Il linguaggio politico della transizione. Tra populismo e anticultura

Lorella Cedroni (Armando Editore, Roma, 2010)

Con questo libro l’Autrice introduce un nuovo tipo di analisi del linguaggio politico, la  politolinguistica, un campo di intersezione tra diversi approcci e prospettive: filosofico-politica, linguistica,  storico-politologica, sociologica e psicologica.

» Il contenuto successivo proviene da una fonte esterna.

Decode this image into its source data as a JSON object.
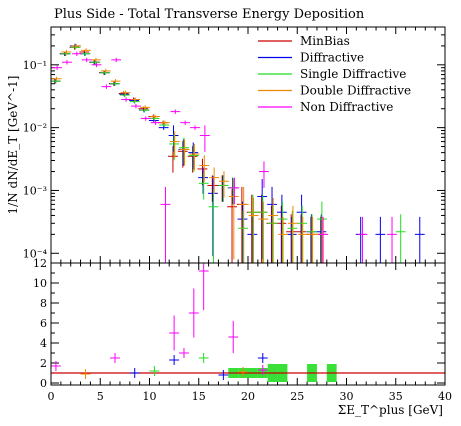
{
  "chart_data": [
    {
      "type": "scatter",
      "title": "Plus Side - Total Transverse Energy Deposition",
      "ylabel": "1/N dN/dE_T [GeV^-1]",
      "yscale": "log",
      "ylim": [
        7e-05,
        0.4
      ],
      "xlim": [
        0,
        40
      ],
      "y_ticks": [
        {
          "value": 0.0001,
          "label": "10^-4"
        },
        {
          "value": 0.001,
          "label": "10^-3"
        },
        {
          "value": 0.01,
          "label": "10^-2"
        },
        {
          "value": 0.1,
          "label": "10^-1"
        }
      ],
      "legend_position": "top-right",
      "series": [
        {
          "name": "MinBias",
          "color": "#cc0000",
          "x": [
            0.5,
            1.5,
            2.5,
            3.5,
            4.5,
            5.5,
            6.5,
            7.5,
            8.5,
            9.5,
            10.5,
            11.5,
            12.5,
            13.5,
            14.5,
            15.5,
            16.5,
            17.5,
            18.5,
            19.5,
            20.5,
            21.5,
            22.5,
            23.5,
            24.5,
            25.5,
            26.5,
            27.5
          ],
          "y": [
            0.055,
            0.15,
            0.19,
            0.16,
            0.11,
            0.075,
            0.05,
            0.035,
            0.028,
            0.02,
            0.015,
            0.012,
            0.0035,
            0.0042,
            0.0035,
            0.0022,
            0.0012,
            0.0012,
            0.00055,
            0.0006,
            0.00045,
            0.00045,
            0.0003,
            0.0003,
            0.00022,
            0.00022,
            0.0002,
            0.0002
          ]
        },
        {
          "name": "Diffractive",
          "color": "#0000ee",
          "x": [
            0.5,
            1.5,
            2.5,
            3.5,
            4.5,
            5.5,
            6.5,
            7.5,
            8.5,
            9.5,
            10.5,
            11.5,
            12.5,
            13.5,
            14.5,
            15.5,
            16.5,
            17.5,
            18.5,
            19.5,
            20.5,
            21.5,
            22.5,
            23.5,
            24.5,
            25.5,
            26.5,
            27.5,
            31.5,
            33.5,
            37.5
          ],
          "y": [
            0.055,
            0.15,
            0.2,
            0.15,
            0.11,
            0.075,
            0.05,
            0.034,
            0.027,
            0.019,
            0.013,
            0.01,
            0.0075,
            0.0045,
            0.004,
            0.0016,
            0.0009,
            0.0012,
            0.0011,
            0.00035,
            0.0002,
            0.0008,
            0.0006,
            0.00045,
            0.0002,
            0.00045,
            0.00022,
            0.00022,
            0.0002,
            0.0002,
            0.0002
          ]
        },
        {
          "name": "Single Diffractive",
          "color": "#22dd22",
          "x": [
            0.5,
            1.5,
            2.5,
            3.5,
            4.5,
            5.5,
            6.5,
            7.5,
            8.5,
            9.5,
            10.5,
            11.5,
            12.5,
            13.5,
            14.5,
            15.5,
            16.5,
            17.5,
            18.5,
            19.5,
            20.5,
            21.5,
            22.5,
            23.5,
            24.5,
            25.5,
            26.5,
            27.5,
            35.5
          ],
          "y": [
            0.055,
            0.15,
            0.19,
            0.15,
            0.11,
            0.075,
            0.05,
            0.033,
            0.026,
            0.019,
            0.014,
            0.011,
            0.0055,
            0.0048,
            0.0036,
            0.0013,
            0.00055,
            0.0012,
            0.0011,
            0.00025,
            0.00045,
            0.00045,
            0.0003,
            0.00035,
            0.00025,
            0.0003,
            0.00022,
            0.00035,
            0.00022
          ]
        },
        {
          "name": "Double Diffractive",
          "color": "#ee8800",
          "x": [
            0.5,
            1.5,
            2.5,
            3.5,
            4.5,
            5.5,
            6.5,
            7.5,
            8.5,
            9.5,
            10.5,
            11.5,
            12.5,
            13.5,
            14.5,
            15.5,
            16.5,
            17.5,
            18.5,
            19.5,
            20.5,
            21.5,
            22.5,
            23.5,
            24.5,
            25.5,
            26.5,
            27.5
          ],
          "y": [
            0.06,
            0.16,
            0.2,
            0.17,
            0.12,
            0.08,
            0.055,
            0.036,
            0.028,
            0.021,
            0.015,
            0.012,
            0.006,
            0.0045,
            0.0038,
            0.0025,
            0.0016,
            0.0014,
            0.0008,
            0.0006,
            0.0004,
            0.00035,
            0.0004,
            0.0002,
            0.0003,
            0.0002,
            0.0002,
            0.0002
          ]
        },
        {
          "name": "Non Diffractive",
          "color": "#ff00ff",
          "x": [
            0.5,
            1.5,
            2.5,
            3.5,
            4.5,
            5.5,
            6.5,
            7.5,
            8.5,
            9.5,
            10.5,
            11.5,
            12.5,
            13.5,
            14.5,
            15.5,
            18.5,
            21.5,
            27.5,
            31.5,
            34.5
          ],
          "y": [
            0.09,
            0.11,
            0.15,
            0.12,
            0.1,
            0.045,
            0.12,
            0.028,
            0.022,
            0.014,
            0.012,
            0.0006,
            0.018,
            0.012,
            0.01,
            0.0075,
            0.0011,
            0.002,
            0.0002,
            0.0002,
            0.0002
          ]
        }
      ]
    },
    {
      "type": "scatter",
      "xlabel": "ΣE_T^plus [GeV]",
      "xlim": [
        0,
        40
      ],
      "ylim": [
        -0.2,
        12
      ],
      "x_ticks": [
        0,
        5,
        10,
        15,
        20,
        25,
        30,
        35,
        40
      ],
      "y_ticks": [
        0,
        2,
        4,
        6,
        8,
        10,
        12
      ],
      "ratio_points": [
        {
          "x": 0.5,
          "y": 1.7,
          "color": "#ff00ff"
        },
        {
          "x": 6.5,
          "y": 2.5,
          "color": "#ff00ff"
        },
        {
          "x": 12.5,
          "y": 5.0,
          "color": "#ff00ff"
        },
        {
          "x": 12.5,
          "y": 2.3,
          "color": "#0000ee"
        },
        {
          "x": 13.5,
          "y": 3.0,
          "color": "#ff00ff"
        },
        {
          "x": 14.5,
          "y": 7.0,
          "color": "#ff00ff"
        },
        {
          "x": 15.5,
          "y": 11.2,
          "color": "#ff00ff"
        },
        {
          "x": 15.5,
          "y": 2.5,
          "color": "#22dd22"
        },
        {
          "x": 18.5,
          "y": 4.6,
          "color": "#ff00ff"
        },
        {
          "x": 21.5,
          "y": 2.5,
          "color": "#0000ee"
        },
        {
          "x": 21.5,
          "y": 1.3,
          "color": "#ff00ff"
        },
        {
          "x": 10.5,
          "y": 1.2,
          "color": "#22dd22"
        },
        {
          "x": 8.5,
          "y": 1.0,
          "color": "#0000ee"
        },
        {
          "x": 3.5,
          "y": 0.9,
          "color": "#ee8800"
        },
        {
          "x": 17.5,
          "y": 0.8,
          "color": "#0000ee"
        },
        {
          "x": 19.5,
          "y": 1.1,
          "color": "#ee8800"
        }
      ]
    }
  ]
}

Il termine “politolinguistica” è stato coniato nel 1996 da A.  Burkhardt e recentemente ripreso dalla “Scuola di Vienna”; in particolare, da Martin Reisigl il quale ha  integrato la prospettiva della linguistica generale e della Critical Discourse Analysis con quella politologica. 

In maniera più specifica il metodo utilizzato da Lorella Cedroni si rifa ai canoni espressi dalla  “politolinguistica critica”, un nuovo approccio di ricerca che utilizza strumenti di analisi politologica e  linguistica insieme, per studiare i fenomeni politici e sociali attraverso il linguaggio scritto e parlato dei  politici e non solo, ma anche di quegli attori pertinenti dal punto di vista della comunicazione politica, in  ambito culturale, economico e mediatico. 

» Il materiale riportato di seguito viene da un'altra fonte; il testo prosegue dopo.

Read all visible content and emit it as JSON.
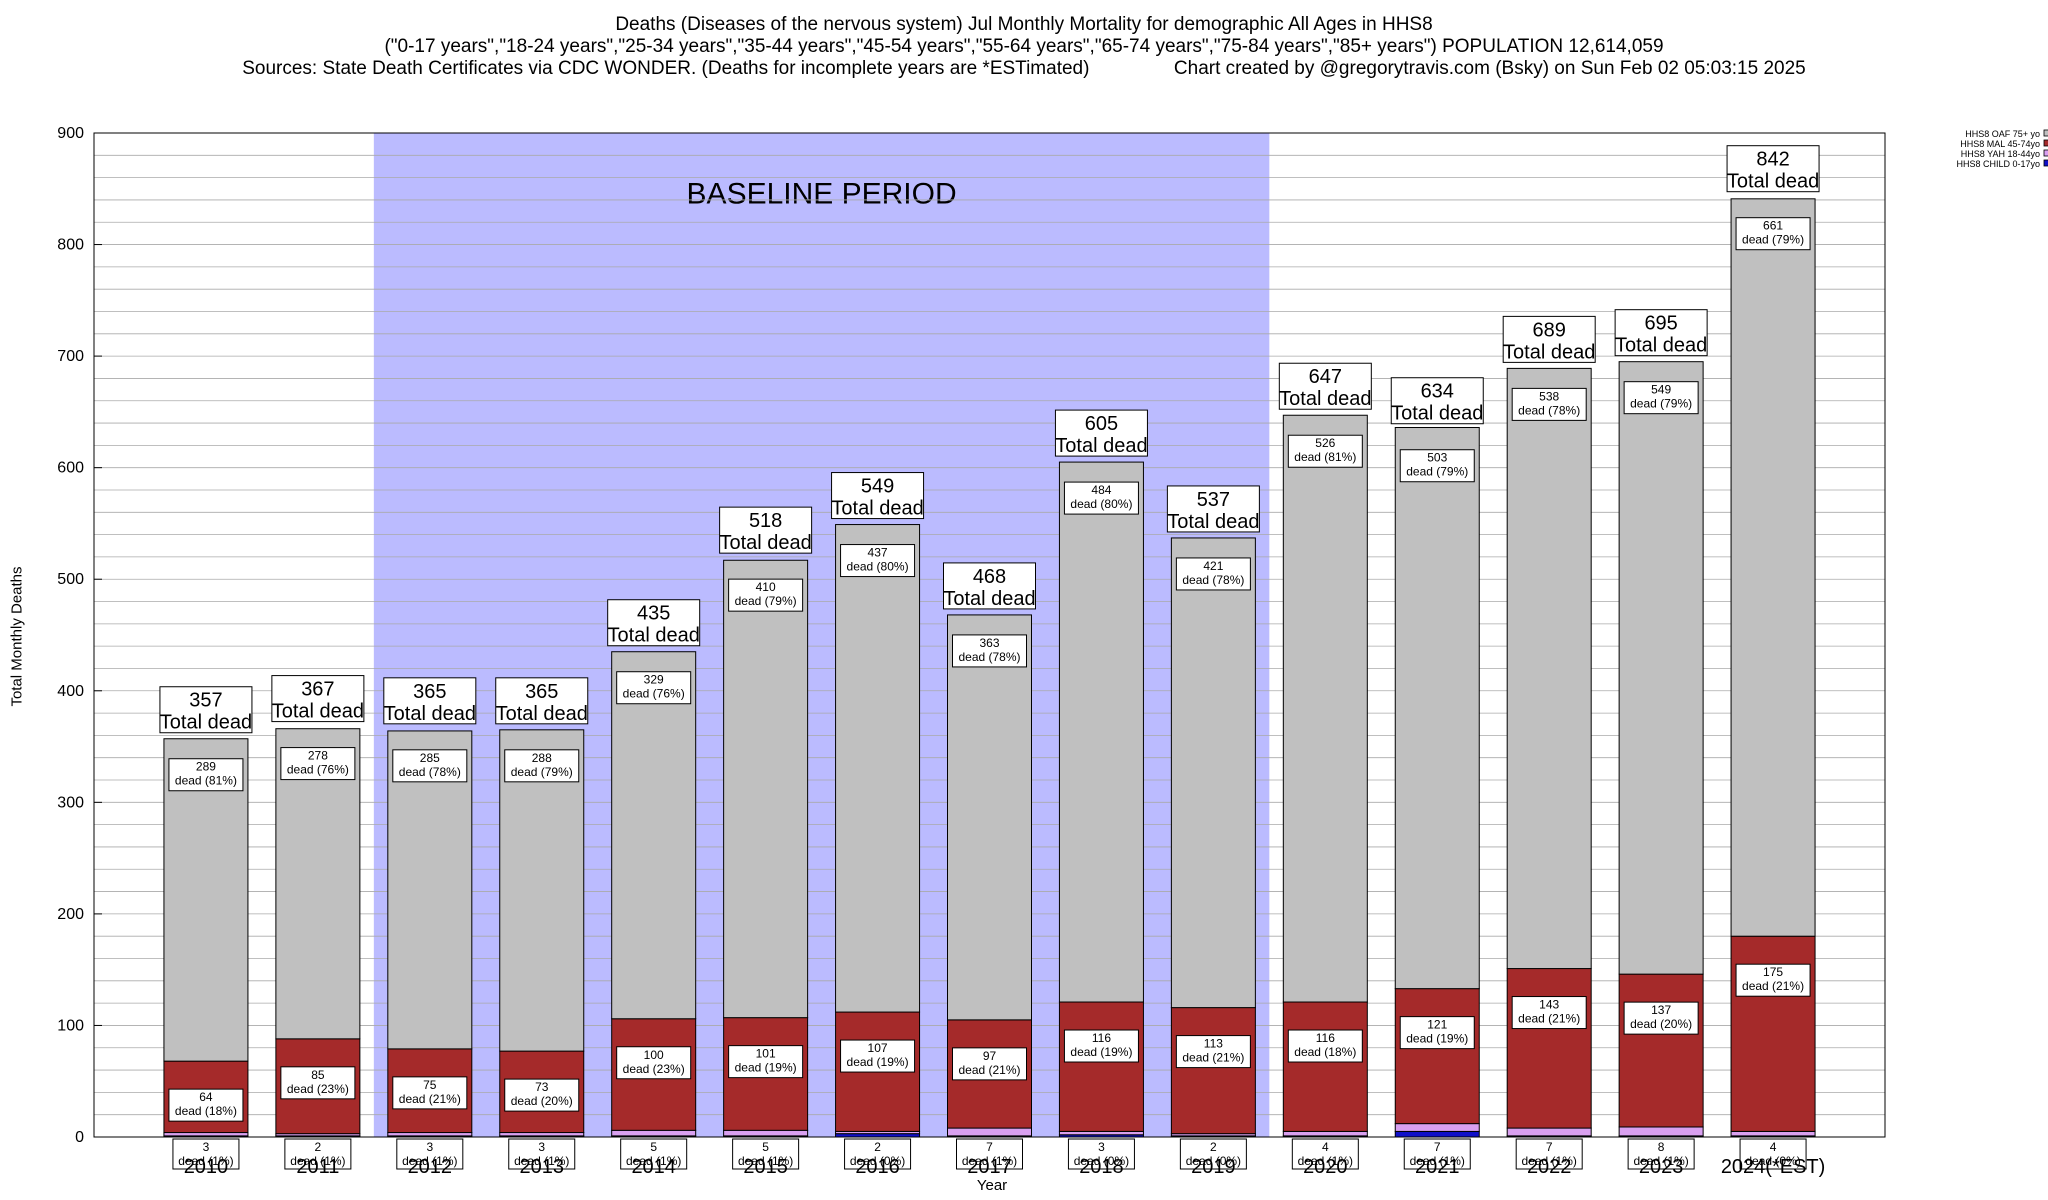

Il background della politolinguistica è, da un lato, la pragmatica linguistica, la sociolinguistica, la  linguistica testuale e la semiotica e, dall’altro, la politologia che rinvia alle tre categorie della scienza politica  (“polity”, “policy” and “politics”). Questi termini – che non hanno un equivalente italiano – indicano tre  diverse dimensioni della politica, rispettivamente: la politics, la sfera del potere, inteso come capacità di  influire sulle decisioni prese dagli individui; la polity, che si riferisce alla definizione dell’identità e dei  confini della comunità politica organizzata; la policy concerne invece i programmi d’azione e i processi  decisionali, ossia l’insieme di leggi, provvedimenti, politiche pubbliche attuate per gestire la res publica

L’Autrice ritiene che la trasformazione del linguaggio politico, negli ultimi venti anni, abbia modificato  queste tre dimensioni della politica. Il contesto di riferimento è l’Italia, nel lungo processo di transizione  ancora in atto. Il primo mutamento è quello che Cedroni definisce la “metamorfosi della politics”, in cui  considera la trasformazione, formale, della dimensione processuale della politica. Tale trasformazione riflette  in maniera inequivocabile un mutamento di prospettiva e di rilevanza rispetto alla funzione della  progettualità politica e dunque della politics. L’Autrice definisce questo nuovo tipo di linguaggio il  linguaggio “della transizione”, che sviluppa moduli linguistici e formule di opinione improntate al  “nuovismo”. Il linguaggio della transizione è il linguaggio della crisi, della inesorabile cesura tra un “prima”  e un “dopo”, tra un “ante” e un “post”; contrassegnato da una permanente “sospensione” tra ciò che è stato e  ciò che invece sarà, o non sarà mai, è il linguaggio “populistico” della democrazia plebiscitaria che fa  appello al popolo sovrano e al rapporto diretto tra leaders ed elettori. 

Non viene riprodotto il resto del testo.